Baley camminava sulla Linea celere diretta a nord. Presto avrebbe rivisto Jessie. Avrebbe capito? E poi c'era suo figlio, Bentley, di sette anni. Quando Ben ne avrebbe avuti diciassette, sarebbe stato su un mondo vuoto a costruirsi una vita da spaziale?
Era un pensiero spaventoso. Baley temeva ancora l'aperto. Ma non temeva più la paura! Non era qualcosa da cui fuggire, la paura, ma qualcosa da combattere.
Baley sentiva come se una ventata di follia lo pervadesse. Fin dall'inizio aveva avuto una sconvolgente attrazione per l'aperto: fin da quando aveva indotto Daneel con l'inganno ad aprire il tetto del veicolo per poter stare all'aria aperta.
Allora non aveva capito. Daneel pensava che la sua fosse una perversione. Anche Baley pensava di affrontare l'aperto per una necessità professionale, per risolvere un delitto.
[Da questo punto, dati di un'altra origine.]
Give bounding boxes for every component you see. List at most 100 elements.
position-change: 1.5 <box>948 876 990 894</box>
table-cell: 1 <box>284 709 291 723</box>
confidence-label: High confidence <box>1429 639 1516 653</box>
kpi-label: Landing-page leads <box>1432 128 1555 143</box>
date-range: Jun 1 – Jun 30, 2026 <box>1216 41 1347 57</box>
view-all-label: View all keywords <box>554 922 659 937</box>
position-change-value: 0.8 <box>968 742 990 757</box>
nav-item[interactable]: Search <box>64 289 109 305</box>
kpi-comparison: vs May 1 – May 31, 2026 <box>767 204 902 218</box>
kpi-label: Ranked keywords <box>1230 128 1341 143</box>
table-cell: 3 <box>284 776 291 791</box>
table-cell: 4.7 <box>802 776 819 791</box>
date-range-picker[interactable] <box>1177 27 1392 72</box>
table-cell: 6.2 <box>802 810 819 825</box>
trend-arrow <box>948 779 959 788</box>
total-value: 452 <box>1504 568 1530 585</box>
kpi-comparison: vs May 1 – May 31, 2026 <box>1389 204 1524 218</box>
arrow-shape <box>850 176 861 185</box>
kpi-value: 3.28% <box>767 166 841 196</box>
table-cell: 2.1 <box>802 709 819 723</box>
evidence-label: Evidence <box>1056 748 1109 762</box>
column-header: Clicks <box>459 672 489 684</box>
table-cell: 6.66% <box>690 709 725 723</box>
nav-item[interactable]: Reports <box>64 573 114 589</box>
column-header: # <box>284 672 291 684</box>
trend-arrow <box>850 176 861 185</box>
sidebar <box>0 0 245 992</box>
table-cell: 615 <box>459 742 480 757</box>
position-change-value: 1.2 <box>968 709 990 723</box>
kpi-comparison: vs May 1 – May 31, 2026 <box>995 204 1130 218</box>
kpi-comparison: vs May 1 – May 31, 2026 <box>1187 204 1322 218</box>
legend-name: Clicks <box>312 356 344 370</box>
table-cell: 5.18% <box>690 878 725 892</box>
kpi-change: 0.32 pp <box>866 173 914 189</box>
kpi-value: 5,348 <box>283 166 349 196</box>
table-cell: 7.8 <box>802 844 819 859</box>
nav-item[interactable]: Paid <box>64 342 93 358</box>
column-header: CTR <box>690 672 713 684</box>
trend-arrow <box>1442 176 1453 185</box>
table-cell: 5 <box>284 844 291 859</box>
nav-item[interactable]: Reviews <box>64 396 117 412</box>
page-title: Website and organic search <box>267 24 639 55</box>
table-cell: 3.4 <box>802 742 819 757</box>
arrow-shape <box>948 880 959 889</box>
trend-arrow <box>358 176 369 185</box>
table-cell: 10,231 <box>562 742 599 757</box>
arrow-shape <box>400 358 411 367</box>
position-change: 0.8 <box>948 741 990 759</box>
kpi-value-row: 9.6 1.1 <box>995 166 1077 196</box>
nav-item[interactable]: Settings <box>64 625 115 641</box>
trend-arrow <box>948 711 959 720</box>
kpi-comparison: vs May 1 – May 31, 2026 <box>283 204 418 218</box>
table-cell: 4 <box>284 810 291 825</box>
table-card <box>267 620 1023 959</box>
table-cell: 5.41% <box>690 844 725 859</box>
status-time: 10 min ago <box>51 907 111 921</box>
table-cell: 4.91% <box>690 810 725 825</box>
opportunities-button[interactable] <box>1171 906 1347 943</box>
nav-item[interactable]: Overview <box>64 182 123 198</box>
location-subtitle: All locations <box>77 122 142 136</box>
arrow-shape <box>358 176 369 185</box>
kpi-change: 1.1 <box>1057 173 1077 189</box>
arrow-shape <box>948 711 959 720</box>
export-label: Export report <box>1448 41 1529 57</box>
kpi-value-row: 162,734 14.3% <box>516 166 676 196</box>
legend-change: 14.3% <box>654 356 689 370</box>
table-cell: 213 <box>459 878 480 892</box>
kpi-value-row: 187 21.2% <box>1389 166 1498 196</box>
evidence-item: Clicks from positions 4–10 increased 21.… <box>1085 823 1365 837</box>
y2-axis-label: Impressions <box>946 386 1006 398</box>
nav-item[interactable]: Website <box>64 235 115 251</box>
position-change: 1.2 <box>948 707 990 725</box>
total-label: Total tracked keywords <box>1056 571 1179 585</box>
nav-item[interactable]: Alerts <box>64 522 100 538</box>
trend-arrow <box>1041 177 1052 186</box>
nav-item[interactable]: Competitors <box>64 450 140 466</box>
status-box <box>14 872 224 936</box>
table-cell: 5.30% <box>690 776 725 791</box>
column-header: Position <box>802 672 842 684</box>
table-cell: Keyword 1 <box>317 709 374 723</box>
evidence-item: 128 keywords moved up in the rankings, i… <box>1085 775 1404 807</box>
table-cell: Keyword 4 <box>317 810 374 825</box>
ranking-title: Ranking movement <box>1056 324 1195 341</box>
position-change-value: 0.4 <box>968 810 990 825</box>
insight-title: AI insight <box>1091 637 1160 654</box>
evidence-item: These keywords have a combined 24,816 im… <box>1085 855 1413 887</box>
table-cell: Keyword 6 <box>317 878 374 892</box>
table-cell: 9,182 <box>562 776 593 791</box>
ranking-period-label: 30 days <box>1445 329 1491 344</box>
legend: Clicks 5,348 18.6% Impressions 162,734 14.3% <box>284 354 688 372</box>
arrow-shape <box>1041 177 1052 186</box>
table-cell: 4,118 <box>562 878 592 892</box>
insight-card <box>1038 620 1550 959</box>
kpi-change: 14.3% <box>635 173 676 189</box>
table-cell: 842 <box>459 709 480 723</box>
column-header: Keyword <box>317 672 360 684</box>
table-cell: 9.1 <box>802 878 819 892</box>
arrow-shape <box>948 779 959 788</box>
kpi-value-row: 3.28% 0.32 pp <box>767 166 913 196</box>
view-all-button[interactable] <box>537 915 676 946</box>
Soltanto quell'ultima sera su Solaria, con quelle tende strappate dalla finestra, si era reso conto del suo bisogno di affrontare l'aperto in quanto tale: per l'attrazione che esercitava e per la promessa di libertà che conteneva.
Sulla Terra c'erano milioni di individui pronti ad avvertire lo stesso impulso, se l'aperto fosse stato portato alla loro attenzione, se avessero potuto fare il primo passo.
Si guardò intorno.
La Linea celere andava veloce. Intorno a lui c'era luce artificiale ed enormi strati di appartamenti che scorrevano all'indietro e insegne luminose e vetrine di negozi e rumore e folla e altro rumore e gente e gente e gente…
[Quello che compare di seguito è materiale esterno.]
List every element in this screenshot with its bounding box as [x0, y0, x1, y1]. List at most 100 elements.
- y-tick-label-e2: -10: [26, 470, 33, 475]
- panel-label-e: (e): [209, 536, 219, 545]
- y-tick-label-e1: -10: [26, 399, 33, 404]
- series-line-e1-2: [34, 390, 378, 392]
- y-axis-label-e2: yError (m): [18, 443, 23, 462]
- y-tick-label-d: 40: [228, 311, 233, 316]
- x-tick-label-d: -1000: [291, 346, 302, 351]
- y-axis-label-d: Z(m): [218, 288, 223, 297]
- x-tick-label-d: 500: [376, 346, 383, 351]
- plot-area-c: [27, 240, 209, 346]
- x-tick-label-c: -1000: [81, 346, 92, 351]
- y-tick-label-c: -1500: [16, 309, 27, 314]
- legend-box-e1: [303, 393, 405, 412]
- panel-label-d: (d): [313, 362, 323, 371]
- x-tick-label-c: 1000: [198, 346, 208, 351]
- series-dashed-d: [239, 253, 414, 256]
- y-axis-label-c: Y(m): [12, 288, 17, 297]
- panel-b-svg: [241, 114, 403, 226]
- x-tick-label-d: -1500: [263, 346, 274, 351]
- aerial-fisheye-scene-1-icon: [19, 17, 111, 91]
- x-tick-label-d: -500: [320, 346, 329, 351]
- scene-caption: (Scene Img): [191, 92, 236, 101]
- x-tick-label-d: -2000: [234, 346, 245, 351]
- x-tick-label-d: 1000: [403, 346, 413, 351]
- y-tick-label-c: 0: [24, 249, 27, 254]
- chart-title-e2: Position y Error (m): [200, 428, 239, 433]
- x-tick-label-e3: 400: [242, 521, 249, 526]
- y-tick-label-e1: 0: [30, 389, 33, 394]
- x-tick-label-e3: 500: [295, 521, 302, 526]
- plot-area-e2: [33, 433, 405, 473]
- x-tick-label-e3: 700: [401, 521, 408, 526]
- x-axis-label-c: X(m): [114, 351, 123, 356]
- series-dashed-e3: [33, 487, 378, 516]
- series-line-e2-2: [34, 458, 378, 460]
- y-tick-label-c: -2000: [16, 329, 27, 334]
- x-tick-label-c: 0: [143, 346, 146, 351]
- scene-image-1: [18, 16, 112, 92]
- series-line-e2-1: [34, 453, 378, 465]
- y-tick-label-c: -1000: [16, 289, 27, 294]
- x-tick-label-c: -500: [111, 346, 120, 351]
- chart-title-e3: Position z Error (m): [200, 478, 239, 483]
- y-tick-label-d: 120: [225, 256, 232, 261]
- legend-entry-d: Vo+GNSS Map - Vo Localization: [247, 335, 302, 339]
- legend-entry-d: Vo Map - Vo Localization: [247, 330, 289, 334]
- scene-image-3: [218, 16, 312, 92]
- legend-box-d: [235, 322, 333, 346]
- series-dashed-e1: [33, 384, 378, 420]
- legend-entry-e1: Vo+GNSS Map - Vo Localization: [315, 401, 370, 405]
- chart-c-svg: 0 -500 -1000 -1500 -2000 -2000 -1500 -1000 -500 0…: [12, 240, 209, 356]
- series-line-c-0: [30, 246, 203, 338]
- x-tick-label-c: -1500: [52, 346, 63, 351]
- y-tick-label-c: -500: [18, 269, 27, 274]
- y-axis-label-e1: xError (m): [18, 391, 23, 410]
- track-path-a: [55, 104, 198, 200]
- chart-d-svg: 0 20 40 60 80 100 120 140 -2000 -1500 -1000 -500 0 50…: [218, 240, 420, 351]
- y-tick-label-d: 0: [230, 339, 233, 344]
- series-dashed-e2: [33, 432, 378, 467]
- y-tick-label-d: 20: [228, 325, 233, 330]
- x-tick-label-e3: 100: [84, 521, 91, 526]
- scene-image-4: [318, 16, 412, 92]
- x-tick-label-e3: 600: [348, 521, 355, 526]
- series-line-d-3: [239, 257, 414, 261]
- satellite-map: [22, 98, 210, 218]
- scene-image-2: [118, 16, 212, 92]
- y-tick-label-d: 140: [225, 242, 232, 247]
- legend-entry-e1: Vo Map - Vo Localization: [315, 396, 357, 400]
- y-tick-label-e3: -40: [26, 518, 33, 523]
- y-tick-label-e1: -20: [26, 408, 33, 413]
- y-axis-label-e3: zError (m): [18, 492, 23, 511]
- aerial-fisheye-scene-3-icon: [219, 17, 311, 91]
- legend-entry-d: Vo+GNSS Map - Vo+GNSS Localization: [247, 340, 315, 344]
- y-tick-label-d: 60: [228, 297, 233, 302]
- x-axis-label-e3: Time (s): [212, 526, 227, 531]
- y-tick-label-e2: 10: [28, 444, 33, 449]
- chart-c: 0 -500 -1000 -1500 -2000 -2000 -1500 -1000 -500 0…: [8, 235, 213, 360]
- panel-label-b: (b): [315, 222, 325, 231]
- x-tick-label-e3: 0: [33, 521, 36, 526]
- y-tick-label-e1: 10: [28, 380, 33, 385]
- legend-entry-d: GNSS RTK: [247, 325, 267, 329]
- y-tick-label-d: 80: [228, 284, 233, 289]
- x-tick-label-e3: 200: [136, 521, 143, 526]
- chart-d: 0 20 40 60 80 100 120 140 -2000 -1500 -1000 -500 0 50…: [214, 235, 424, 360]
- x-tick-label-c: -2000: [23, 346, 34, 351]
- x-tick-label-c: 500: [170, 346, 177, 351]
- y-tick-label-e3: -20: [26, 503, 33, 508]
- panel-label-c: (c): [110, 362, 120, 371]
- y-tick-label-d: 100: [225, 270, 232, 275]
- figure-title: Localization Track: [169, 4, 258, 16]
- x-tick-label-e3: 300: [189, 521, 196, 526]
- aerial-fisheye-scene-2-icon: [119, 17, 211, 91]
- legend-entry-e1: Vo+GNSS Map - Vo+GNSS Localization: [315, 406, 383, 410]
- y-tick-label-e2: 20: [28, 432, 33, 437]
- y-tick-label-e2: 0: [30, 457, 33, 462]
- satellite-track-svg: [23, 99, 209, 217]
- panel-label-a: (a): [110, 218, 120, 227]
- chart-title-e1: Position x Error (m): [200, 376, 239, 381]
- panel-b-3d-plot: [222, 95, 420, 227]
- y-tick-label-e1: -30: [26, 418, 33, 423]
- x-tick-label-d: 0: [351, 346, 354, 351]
Tutto quello che aveva amato, tutto quello che aveva temuto di abbandonare, tutto quello a cui aveva tanto pensato su Solaria.
E ora gli era tutto estraneo.
Non riusciva più ad adattarcisi.
Se n'era andato a risolvere un delitto e gli era successo qualcosa.
Aveva detto a Minnim che le Città erano uteri, e lo erano. E qual era la prima cosa che un uomo deve fare per essere un uomo? Deve nascere. Deve lasciare l'utero. E una volta uscitone, non ci può più rientrare.
Baley aveva lasciato la Città e non poteva più rientrarci. La Città non era più sua: gli Abissi d'acciaio erano alieni. Doveva essere così. E sarebbe stato così anche per gli altri e la Terra sarebbe rinata e avrebbe raggiunto lo spazio.
Il cuore gli batteva pazzamente e il rumore della vita intorno a lui si attuti in un mormorio inaudibile.
Ricordò il sogno che aveva fatto su Solaria e finalmente lo capì. Alzò il capo e poté vedere attraverso tutto l'acciaio, il cemento e l'umanità sopra di lui. Poteva vedere il faro posto nello spazio per attirare all'esterno gli uomini. Poteva vederlo brillare. Il sole nudo!